Black Bean and Pumpkin Soup
makes 6 servings
2 (15 1/2-ounce) cans black beans, drained and rinsed
1 yellow onion, diced
1 garlic clove, minced
2 tablespoons of canola oil
1 15 1/2 oz can petite diced tomatoes
1 tablespoon ground cumin
1/2 teaspoon ground cinnamon
1 teaspoon ground ginger
1 teaspoon kosher salt
1/2 teaspoon freshly ground black pepper
4 cups chicken stock
1 cup canned (not the pie mix) or fresh pumpkin purée
1 tablespoon red wine vinegar
In a large stock pot over high heat sauté the onion in the oil, stirring frequently until the onion begins to soften, 5-10 minutes. Add the garlic and sauté for another 2 minutes. Lower the heat and continue to sauté until the onion is tender and translucent, about 5-10 minutes.
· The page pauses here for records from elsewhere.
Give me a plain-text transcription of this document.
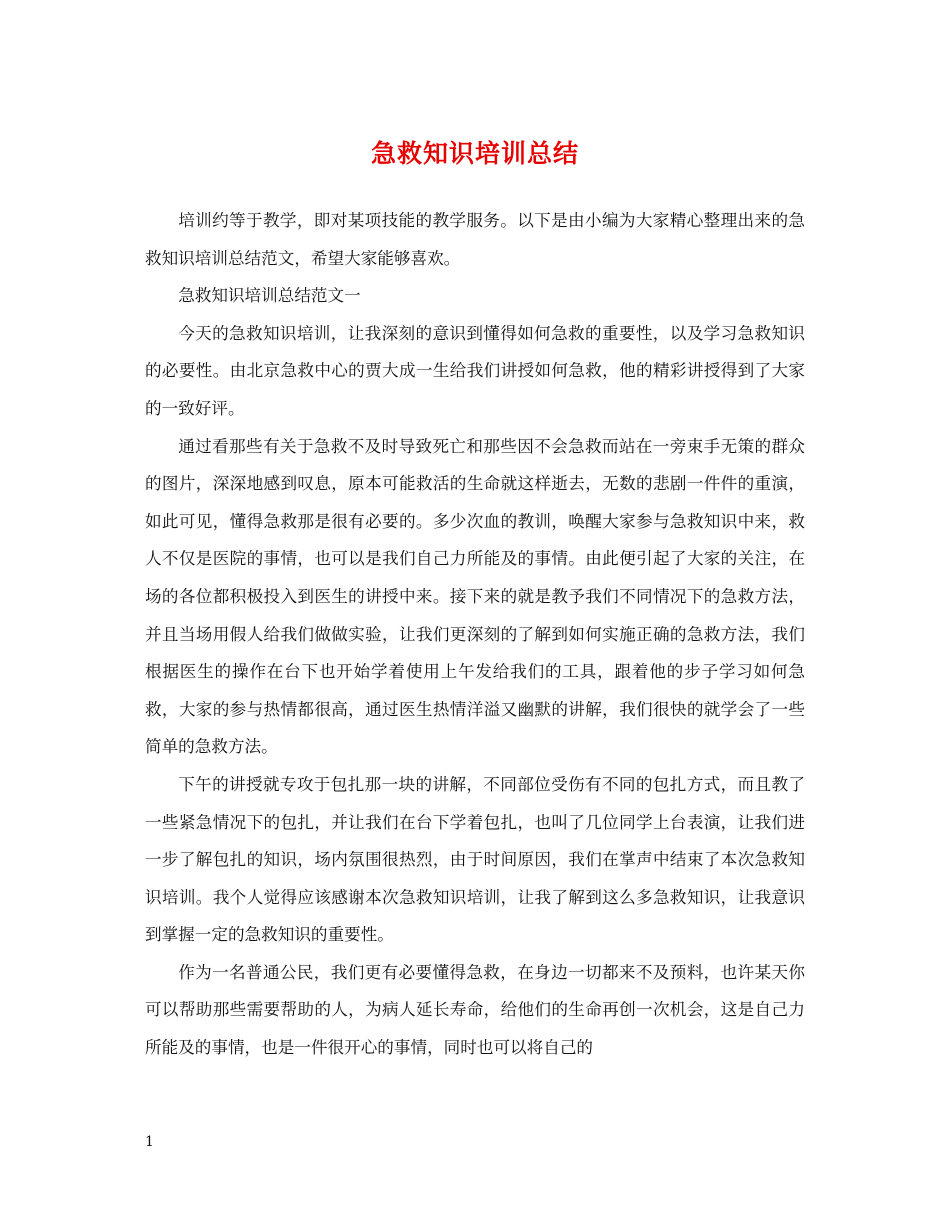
急救知识培训总结

培训约等于教学，即对某项技能的教学服务。以下是由小编为大家精心整理出来的急救知识培训总结范文，希望大家能够喜欢。

急救知识培训总结范文一

今天的急救知识培训，让我深刻的意识到懂得如何急救的重要性，以及学习急救知识的必要性。由北京急救中心的贾大成一生给我们讲授如何急救，他的精彩讲授得到了大家的一致好评。

通过看那些有关于急救不及时导致死亡和那些因不会急救而站在一旁束手无策的群众的图片，深深地感到叹息，原本可能救活的生命就这样逝去，无数的悲剧一件件的重演，如此可见，懂得急救那是很有必要的。多少次血的教训，唤醒大家参与急救知识中来，救人不仅是医院的事情，也可以是我们自己力所能及的事情。由此便引起了大家的关注，在场的各位都积极投入到医生的讲授中来。接下来的就是教予我们不同情况下的急救方法，并且当场用假人给我们做做实验，让我们更深刻的了解到如何实施正确的急救方法，我们根据医生的操作在台下也开始学着使用上午发给我们的工具，跟着他的步子学习如何急救，大家的参与热情都很高，通过医生热情洋溢又幽默的讲解，我们很快的就学会了一些简单的急救方法。

下午的讲授就专攻于包扎那一块的讲解，不同部位受伤有不同的包扎方式，而且教了一些紧急情况下的包扎，并让我们在台下学着包扎，也叫了几位同学上台表演，让我们进一步了解包扎的知识，场内氛围很热烈，由于时间原因，我们在掌声中结束了本次急救知识培训。我个人觉得应该感谢本次急救知识培训，让我了解到这么多急救知识，让我意识到掌握一定的急救知识的重要性。

作为一名普通公民，我们更有必要懂得急救，在身边一切都来不及预料，也许某天你可以帮助那些需要帮助的人，为病人延长寿命，给他们的生命再创一次机会，这是自己力所能及的事情，也是一件很开心的事情，同时也可以将自己的

1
Add the tomatoes, cumin, cinnamon, ginger, salt and pepper to the soup pot, and sauté for 5 minutes. Pour in the stock, pumpkin purée and beans. Bring the soup to a boil. Lower the heat and simmer for about 15 minutes allowing the flavors to meld.
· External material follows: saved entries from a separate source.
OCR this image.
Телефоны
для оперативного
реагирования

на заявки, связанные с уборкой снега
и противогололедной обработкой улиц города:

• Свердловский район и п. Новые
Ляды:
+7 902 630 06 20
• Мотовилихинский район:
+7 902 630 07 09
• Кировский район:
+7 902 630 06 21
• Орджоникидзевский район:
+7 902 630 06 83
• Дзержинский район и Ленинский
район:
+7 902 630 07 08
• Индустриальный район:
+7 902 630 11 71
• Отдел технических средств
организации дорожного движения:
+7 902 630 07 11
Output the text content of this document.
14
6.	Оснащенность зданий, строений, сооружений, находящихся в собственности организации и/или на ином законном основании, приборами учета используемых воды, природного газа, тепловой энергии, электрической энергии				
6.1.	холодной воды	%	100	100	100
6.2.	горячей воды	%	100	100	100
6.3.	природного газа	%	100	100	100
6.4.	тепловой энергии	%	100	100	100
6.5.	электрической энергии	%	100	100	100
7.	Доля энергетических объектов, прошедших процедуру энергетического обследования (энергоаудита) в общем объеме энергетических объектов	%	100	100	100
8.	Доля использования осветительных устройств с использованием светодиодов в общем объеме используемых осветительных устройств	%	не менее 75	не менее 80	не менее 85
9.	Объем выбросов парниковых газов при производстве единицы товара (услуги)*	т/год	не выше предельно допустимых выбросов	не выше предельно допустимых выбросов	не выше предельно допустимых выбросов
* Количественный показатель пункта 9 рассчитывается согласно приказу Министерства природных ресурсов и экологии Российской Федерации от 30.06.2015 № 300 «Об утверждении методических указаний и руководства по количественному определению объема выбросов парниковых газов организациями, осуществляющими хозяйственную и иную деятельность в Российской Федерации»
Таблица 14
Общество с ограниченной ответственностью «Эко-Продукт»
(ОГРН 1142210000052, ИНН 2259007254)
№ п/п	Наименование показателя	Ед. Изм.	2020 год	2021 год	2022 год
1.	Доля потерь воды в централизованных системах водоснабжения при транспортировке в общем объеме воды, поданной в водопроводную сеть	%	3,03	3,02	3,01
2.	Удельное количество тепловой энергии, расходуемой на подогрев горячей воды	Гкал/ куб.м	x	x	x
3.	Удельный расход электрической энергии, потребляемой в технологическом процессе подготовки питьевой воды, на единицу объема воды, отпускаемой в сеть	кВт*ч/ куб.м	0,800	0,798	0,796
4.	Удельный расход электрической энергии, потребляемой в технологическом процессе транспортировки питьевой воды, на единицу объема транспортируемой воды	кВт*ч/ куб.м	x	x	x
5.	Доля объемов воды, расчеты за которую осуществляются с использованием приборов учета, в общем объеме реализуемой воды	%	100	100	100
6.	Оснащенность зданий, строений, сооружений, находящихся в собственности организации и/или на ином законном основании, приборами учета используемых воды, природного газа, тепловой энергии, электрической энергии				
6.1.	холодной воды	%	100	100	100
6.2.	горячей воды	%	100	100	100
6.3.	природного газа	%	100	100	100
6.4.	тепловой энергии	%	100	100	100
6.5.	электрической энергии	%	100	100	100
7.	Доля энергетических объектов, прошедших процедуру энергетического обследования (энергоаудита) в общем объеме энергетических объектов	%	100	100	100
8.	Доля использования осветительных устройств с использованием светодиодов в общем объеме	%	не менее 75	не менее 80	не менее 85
Remove the soup from the heat to purée. Puréeing makes it a thick, smooth, more cohesive soup, but you still want the texture of the black beans, so don't purée all of it. You can either use an immersion blender right in the pot or wait to the soup cools and scoop out one-third of it and pour it into a food processor or blender. Return the processed soup to the pot and stir until blended. Add the vinegar and stir. Serve while warm. Enjoy!